Water skiing is a surface water sport in which an individual is pulled behind a boat or a cable ski installation over a body of water, skimming the surface on two skis or one (slalom) ski. The sport requires sufficient area on a smooth stretch of water, one or two skis, a tow boat with tow rope, three people, and a personal flotation device. In addition, the skier must have adequate upper and lower body strength, muscular endurance, and good balance. Skiing is a fun pastime that allows people of all skill levels and ages to enjoy. There is no minimum age necessary to waterski.
Water skiing was invented in 1922 when Ralph Samuelson used a pair of boards as skis and a clothesline as a towrope on Lake Pepin in Lake City, Minnesota. Samuelson experimented with different positions on the skis for several days until 2 July 1922. Samuelson discovered that leaning backwards in the water with ski tips up and poking out of the water at the tip was the optimal method. His brother Ben towed him and they reached a speed of 32 kilometres per hour (20 mph).Samuelson spent 15 years performing shows and teaching water skiing to people in the United States.
Samuelson went through several iterations of equipment in his quest to ski on water. His first equipment consisted of barrel staves for skis.He later tried snow skis,but finally fabricated his own design out of lumber with bindings made of strips of leather. The ski rope was made from a long window sash.Samuelson never patented any of his ski equipment. The first patent for water skis was issued to Fred Waller, of Huntington, NY, on 27 October 1925, for skis he developed independently and marketed as "Dolphin Akwa-Skees." Waller's skis were constructed of kiln-dried mahogany, as were some boats at that time. Jack Andresen patented the first trick ski, a shorter, fin-less water ski, in 1940.
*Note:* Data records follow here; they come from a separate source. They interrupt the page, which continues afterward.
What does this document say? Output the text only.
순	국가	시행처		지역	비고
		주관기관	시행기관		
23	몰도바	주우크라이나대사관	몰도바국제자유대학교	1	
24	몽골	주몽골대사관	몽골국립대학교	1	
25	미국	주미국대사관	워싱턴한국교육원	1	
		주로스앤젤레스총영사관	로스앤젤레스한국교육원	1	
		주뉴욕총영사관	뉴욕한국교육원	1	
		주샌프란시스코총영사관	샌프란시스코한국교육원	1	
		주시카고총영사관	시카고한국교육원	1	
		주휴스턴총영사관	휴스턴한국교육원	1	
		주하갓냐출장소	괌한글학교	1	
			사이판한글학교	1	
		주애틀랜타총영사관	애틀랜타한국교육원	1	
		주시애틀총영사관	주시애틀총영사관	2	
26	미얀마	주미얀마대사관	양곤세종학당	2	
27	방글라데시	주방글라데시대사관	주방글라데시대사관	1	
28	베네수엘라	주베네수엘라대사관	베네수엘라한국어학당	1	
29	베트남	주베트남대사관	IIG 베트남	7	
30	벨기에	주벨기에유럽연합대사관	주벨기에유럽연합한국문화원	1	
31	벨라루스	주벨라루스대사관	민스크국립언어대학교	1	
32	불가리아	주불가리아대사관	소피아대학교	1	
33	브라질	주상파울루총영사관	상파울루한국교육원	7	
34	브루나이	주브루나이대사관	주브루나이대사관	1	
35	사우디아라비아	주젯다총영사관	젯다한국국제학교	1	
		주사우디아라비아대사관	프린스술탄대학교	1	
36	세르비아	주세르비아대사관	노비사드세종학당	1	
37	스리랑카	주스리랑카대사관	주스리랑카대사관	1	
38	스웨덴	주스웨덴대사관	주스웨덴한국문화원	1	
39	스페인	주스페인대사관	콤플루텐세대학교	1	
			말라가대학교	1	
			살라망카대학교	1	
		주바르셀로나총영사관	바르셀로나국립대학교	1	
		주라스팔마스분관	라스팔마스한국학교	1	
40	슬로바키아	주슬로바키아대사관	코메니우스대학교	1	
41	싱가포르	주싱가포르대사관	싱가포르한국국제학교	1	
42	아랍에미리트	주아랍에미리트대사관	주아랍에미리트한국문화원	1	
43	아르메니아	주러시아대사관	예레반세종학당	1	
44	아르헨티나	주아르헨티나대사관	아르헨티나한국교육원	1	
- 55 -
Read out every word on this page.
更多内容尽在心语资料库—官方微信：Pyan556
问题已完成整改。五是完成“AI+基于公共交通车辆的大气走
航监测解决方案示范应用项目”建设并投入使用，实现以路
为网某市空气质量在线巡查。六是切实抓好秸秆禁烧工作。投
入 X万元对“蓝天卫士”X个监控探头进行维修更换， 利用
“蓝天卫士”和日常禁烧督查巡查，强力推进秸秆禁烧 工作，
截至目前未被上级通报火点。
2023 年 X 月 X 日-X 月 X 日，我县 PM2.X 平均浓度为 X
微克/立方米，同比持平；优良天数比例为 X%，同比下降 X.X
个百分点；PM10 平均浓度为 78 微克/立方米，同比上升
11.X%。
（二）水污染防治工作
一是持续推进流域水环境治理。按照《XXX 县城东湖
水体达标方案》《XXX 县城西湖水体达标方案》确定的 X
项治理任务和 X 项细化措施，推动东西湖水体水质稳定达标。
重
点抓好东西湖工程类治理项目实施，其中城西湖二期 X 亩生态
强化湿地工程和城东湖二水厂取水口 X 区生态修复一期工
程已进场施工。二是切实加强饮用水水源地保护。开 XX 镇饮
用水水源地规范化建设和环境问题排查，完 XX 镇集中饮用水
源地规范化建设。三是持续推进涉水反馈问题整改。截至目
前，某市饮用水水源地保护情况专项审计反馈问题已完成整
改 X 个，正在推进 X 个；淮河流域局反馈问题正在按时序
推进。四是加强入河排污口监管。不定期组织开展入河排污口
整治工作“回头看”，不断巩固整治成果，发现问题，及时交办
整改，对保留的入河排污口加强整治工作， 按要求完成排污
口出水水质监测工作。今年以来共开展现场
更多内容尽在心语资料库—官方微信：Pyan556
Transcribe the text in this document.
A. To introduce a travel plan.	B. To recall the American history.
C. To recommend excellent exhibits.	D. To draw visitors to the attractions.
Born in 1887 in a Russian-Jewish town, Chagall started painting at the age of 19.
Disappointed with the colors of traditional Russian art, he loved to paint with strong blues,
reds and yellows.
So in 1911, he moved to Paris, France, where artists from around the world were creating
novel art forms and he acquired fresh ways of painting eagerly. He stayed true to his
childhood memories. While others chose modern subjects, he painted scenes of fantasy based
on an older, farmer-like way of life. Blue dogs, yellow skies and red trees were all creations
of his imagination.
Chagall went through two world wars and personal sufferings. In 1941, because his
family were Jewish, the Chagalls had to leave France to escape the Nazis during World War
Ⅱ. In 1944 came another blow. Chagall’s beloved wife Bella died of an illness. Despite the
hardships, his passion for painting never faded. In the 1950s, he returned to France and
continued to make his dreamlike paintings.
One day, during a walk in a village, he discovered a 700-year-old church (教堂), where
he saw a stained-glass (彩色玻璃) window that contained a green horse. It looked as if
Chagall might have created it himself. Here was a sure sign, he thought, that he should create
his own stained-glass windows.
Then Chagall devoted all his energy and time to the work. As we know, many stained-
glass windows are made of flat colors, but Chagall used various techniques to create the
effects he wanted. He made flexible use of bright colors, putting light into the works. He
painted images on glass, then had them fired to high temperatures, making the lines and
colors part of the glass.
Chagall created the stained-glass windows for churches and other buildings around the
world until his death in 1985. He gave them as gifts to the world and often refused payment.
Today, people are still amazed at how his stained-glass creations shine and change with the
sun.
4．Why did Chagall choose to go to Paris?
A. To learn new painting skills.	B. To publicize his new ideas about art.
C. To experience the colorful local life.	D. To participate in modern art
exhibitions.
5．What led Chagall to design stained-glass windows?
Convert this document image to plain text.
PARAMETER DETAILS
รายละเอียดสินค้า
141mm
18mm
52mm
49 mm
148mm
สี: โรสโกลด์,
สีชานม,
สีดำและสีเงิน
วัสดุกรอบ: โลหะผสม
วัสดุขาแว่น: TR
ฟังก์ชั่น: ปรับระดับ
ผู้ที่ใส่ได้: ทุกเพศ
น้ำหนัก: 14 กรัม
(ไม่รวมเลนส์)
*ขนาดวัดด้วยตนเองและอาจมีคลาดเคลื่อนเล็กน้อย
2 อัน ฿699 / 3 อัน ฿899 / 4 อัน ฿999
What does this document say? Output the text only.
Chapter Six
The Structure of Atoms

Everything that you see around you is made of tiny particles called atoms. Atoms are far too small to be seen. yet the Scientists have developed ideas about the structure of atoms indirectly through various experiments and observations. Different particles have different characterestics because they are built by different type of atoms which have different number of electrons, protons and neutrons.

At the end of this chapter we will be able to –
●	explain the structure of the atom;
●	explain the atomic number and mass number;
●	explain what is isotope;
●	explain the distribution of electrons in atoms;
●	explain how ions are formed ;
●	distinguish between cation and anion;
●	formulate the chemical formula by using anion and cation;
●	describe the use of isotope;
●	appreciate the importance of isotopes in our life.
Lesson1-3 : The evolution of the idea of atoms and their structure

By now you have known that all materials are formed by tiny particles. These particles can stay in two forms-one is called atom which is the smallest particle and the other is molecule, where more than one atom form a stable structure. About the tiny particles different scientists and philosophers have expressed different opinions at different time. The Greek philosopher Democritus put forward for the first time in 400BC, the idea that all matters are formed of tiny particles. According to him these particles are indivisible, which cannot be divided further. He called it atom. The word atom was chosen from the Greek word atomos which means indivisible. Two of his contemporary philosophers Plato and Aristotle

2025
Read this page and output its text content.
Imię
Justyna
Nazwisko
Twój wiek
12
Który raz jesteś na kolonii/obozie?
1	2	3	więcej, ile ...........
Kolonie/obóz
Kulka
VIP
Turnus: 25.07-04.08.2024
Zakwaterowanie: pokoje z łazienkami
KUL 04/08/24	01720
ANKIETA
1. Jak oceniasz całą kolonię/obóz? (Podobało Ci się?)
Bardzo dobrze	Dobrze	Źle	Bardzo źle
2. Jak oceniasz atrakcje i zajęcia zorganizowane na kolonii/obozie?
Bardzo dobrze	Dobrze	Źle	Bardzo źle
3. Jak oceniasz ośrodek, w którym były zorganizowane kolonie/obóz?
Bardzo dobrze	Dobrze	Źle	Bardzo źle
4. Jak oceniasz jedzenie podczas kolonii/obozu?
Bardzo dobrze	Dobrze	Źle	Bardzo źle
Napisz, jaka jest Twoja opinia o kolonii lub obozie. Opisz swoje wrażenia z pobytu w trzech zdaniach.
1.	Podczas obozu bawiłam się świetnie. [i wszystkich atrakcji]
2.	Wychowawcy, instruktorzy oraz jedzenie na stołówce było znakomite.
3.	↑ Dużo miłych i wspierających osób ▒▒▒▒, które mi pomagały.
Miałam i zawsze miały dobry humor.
The sport of water skiing remained an obscure activity for several years after 1922, until Samuelson performed water ski shows from Michigan to Florida. The American Water Ski Association formally acknowledged Samuelson in 1966 as the first recorded water skier in history. Samuelson was also the first ski racer, slalom skier, and the first organizer of a water ski show.
Water skiing gained international attention in the hands of famed promoter, Dick Pope, Sr., often referred to as the "Father of American Water Skiing" and founder of Cypress Gardens in Winter Haven, Florida. Pope cultivated a distinct image for his theme-park, which included countless photographs of the water skiers featured at the park. These photographs began appearing in magazines worldwide in the 1940s and 1950s, helping to bring international attention to the sport for the first time.He was also the first person to complete a jump on water skis, jumping over a wooden ramp in 1928, for a distance of 25 feet.His son, Dick Pope, Jr., is the inventor of bare-foot skiing. Both men are in the Water Ski Hall of Fame. Today, Winter Haven, Florida, with its famous Chain of Lakes, remains an important city for water skiing, with several major ski schools operating there.
Water skiing has developed over time. Water skiing tournaments and water skiing competitions have been organized. As an exhibition sport, water skiing was included in the 1972 Olympics. The first National Show Ski Tournament was held in 1974, and the first ever National Intercollegiate Water Ski Championships was held in 1979. The Home CARE US National Water Ski Challenge, the first competition for people with disabilities, was organized ten years later.
The first patented design of a water ski which included carbon fiber was that of Hani Audah at SPORT labs in 2001. Its first inclusion in tournament slalom skiing was in 2003.